Não há mal algum na pena de morte

Por Ivonete Pinto | 13.09.2021 (segunda-feira)

There is no evil, de Mohammad Rasoulof , que no Brasil ganhou o título de Não há mal algum, foi o grande vencedor do Festival de Berlim de 2020. Está sendo descrito  por aqui como “um filme iraniano singular”, isto porque nem mesmo a imprensa especializada está habituada com produções  que não seguem o que se espera de um filme iraniano, ou seja, não tem crianças, não é lento e não se estrutura em metáforas. Ao menos não aquelas em que Asghar Farhadi  costuma trabalhar, na quais dá  apenas uma leve ideia das relações de poder no Irã (só para citar os oscarizados A separação e O apartamento).  Mohammad Rasoulof é direto. Talvez por vir do documentário ou por ter estudado sociologia, ao mostrar  um presídio, não há figuras de linguagem, apenas a ironia do título. Uma prisão é uma prisão; a pena de morte é a pena de morte. Este é o cenário das histórias contadas por Rasoulof tendo, inclusive, o ponto de vista do carrasco como um dilema moral  importante em relação a filmes com esta temática.

Não há mal algum  provavelmente não seria o mais cotado para ganhar o Urso de Ouro não fosse sua epiderme política lato sensu. O diretor iraniano sequer pode estar presente em Berlim,  pois teve o passaporte confiscado e está proibido de filmar até 2022 (a filha Baran Rasoulof , também atriz do filme, o representou). Uma penalidade do tipo à sofrida pelo conterrâneo Jafar Panahi, que venceu o mesmo festival com Táxi, em 2015.

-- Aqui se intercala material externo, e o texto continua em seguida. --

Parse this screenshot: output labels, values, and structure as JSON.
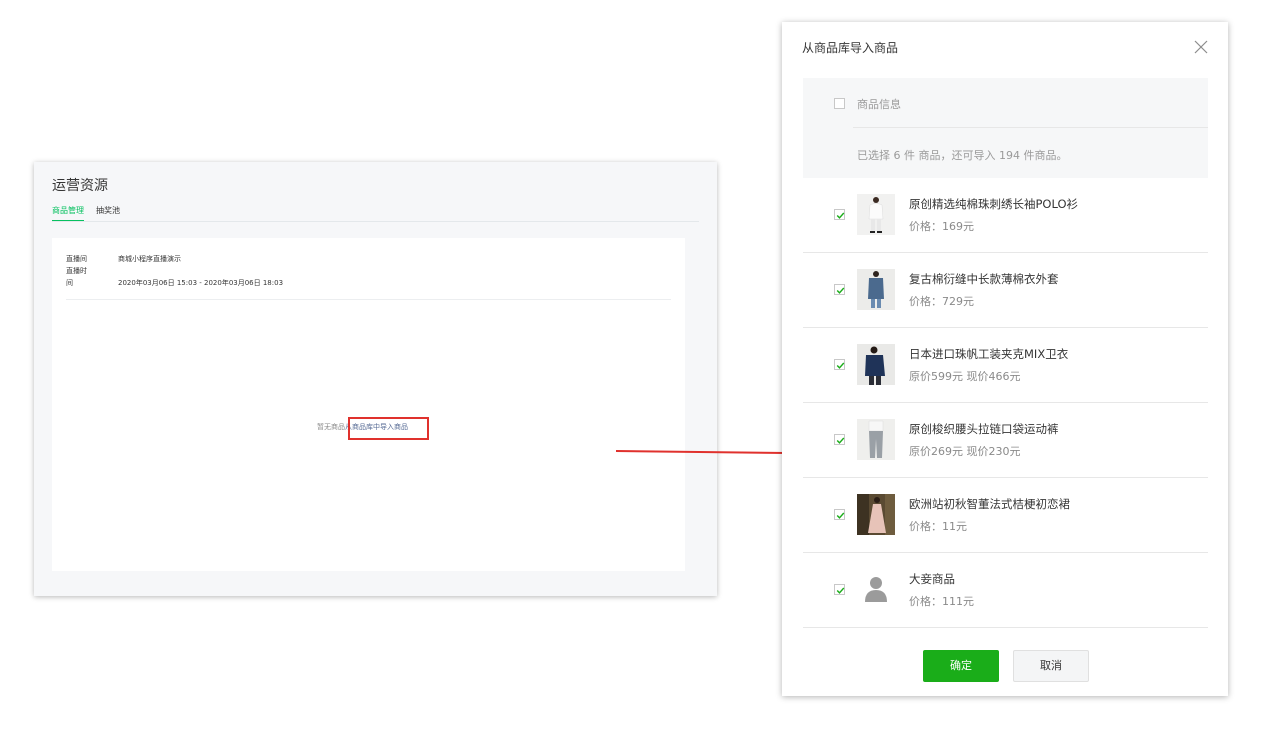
{
  "left_panel": {
    "title": "运营资源",
    "tabs": [
      {
        "label": "商品管理",
        "active": true
      },
      {
        "label": "抽奖池",
        "active": false
      }
    ],
    "live_room_label": "直播间",
    "live_room_value": "商城小程序直播演示",
    "live_time_label_1": "直播时",
    "live_time_label_2": "间",
    "live_time_value": "2020年03月06日 15:03 - 2020年03月06日 18:03",
    "empty_text": "暂无商品",
    "import_link": "从商品库中导入商品"
  },
  "dialog": {
    "title": "从商品库导入商品",
    "header_label": "商品信息",
    "selection_info": "已选择 6 件 商品，还可导入 194 件商品。",
    "products": [
      {
        "name": "原创精选纯棉珠刺绣长袖POLO衫",
        "price": "价格：169元",
        "checked": true,
        "thumb": "white-shirt"
      },
      {
        "name": "复古棉衍缝中长款薄棉衣外套",
        "price": "价格：729元",
        "checked": true,
        "thumb": "denim-coat"
      },
      {
        "name": "日本进口珠帆工装夹克MIX卫衣",
        "price": "原价599元 现价466元",
        "checked": true,
        "thumb": "navy-jacket"
      },
      {
        "name": "原创梭织腰头拉链口袋运动裤",
        "price": "原价269元 现价230元",
        "checked": true,
        "thumb": "grey-pants"
      },
      {
        "name": "欧洲站初秋智董法式桔梗初恋裙",
        "price": "价格：11元",
        "checked": true,
        "thumb": "dress"
      },
      {
        "name": "大妾商品",
        "price": "价格：111元",
        "checked": true,
        "thumb": "avatar-placeholder"
      }
    ],
    "confirm_label": "确定",
    "cancel_label": "取消"
  },
  "colors": {
    "wechat_green": "#1aad19",
    "tab_green": "#07c160",
    "link_blue": "#576b95",
    "highlight_red": "#e0312d"
  }
}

Tentando driblar o spoiler é possível dizer que  Não há mal algum  é composto por quatro histórias que têm como eixo central um soldado diante da tarefa de executar condenados à morte e os desdobramentos no caso de uma recusa. O enredo apresenta alguns clímax fortes, ao  mesmo tempo que irregularidades narrativas e certas inconsistências. Na própria coletiva de imprensa em Berlim, um jovem que cumpriu o serviço militar no Irã contestou a possibilidade de um soldado chegar naquela situação, pois a execução de presos tem sua divisão específica e os militares não são surpreendidos com a natureza de sua função. De qualquer forma, é uma ficção e certas invenções são necessárias como recurso dramatúrgico. Mas vai dizer isto para o regime iraniano… Naturalmente, Rasoulof fez um filme mirando plateias estrangeiras. Ele tinha plena consciência de que o filme seria proibido, já que quando apresentou o roteiro para o Ministério da Cultura não obteve permissão para filmar e esta é a condição primeira para realizar um filme  dentro dos conformes da lei no Irã. Filmou mesmo assim, numa atitude de guerrilha como muitos de seus compatriotas hoje em dia.

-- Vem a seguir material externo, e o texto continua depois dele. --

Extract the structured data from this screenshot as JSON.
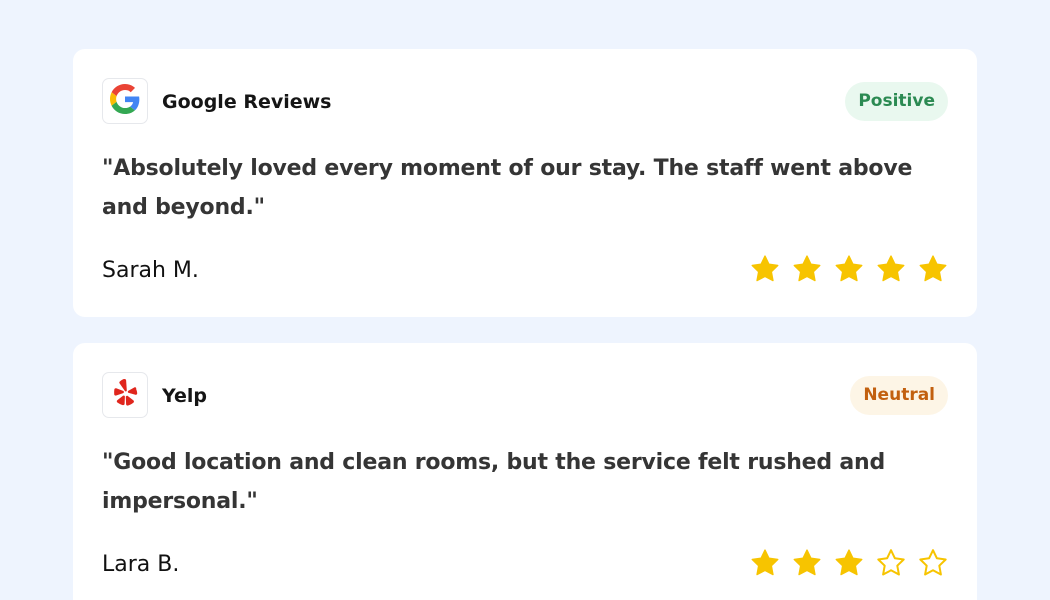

O júri da Berlinale, presidido pelo ator Jeremy Irons e que contou com Kléber Mendonça Filho, entendeu a força política que a obra ganharia com o prêmio e deu a ele o Urso de Ouro. Aliás, o mesmo concedido ao brasileiro Tropa de elite em 2008. Prêmios em geral têm um bom grau de subjetividade e em Berlim o teor artístico às vezes fica em segundo plano. Não há mal algum  é relevante uma vez que atinge todo um questionamento sobre o cumprimento cego a ordens que violam direitos humanos, mas não acrescenta ao cinema como arte. Outro júri, outro festival, poderia tranquilamente eleger outro filme. Os diretores  Hong Sang-soo, Rithy Panh e Tsai Ming-Liang estavam concorrendo com obras mais instigantes quanto à estética e a linguagem. Porém, a  pena de morte, seja nos Estados Unidos ou no Irã, é um tema por demais mobilizador, talvez porque seja impossível compreender como ela ainda existe.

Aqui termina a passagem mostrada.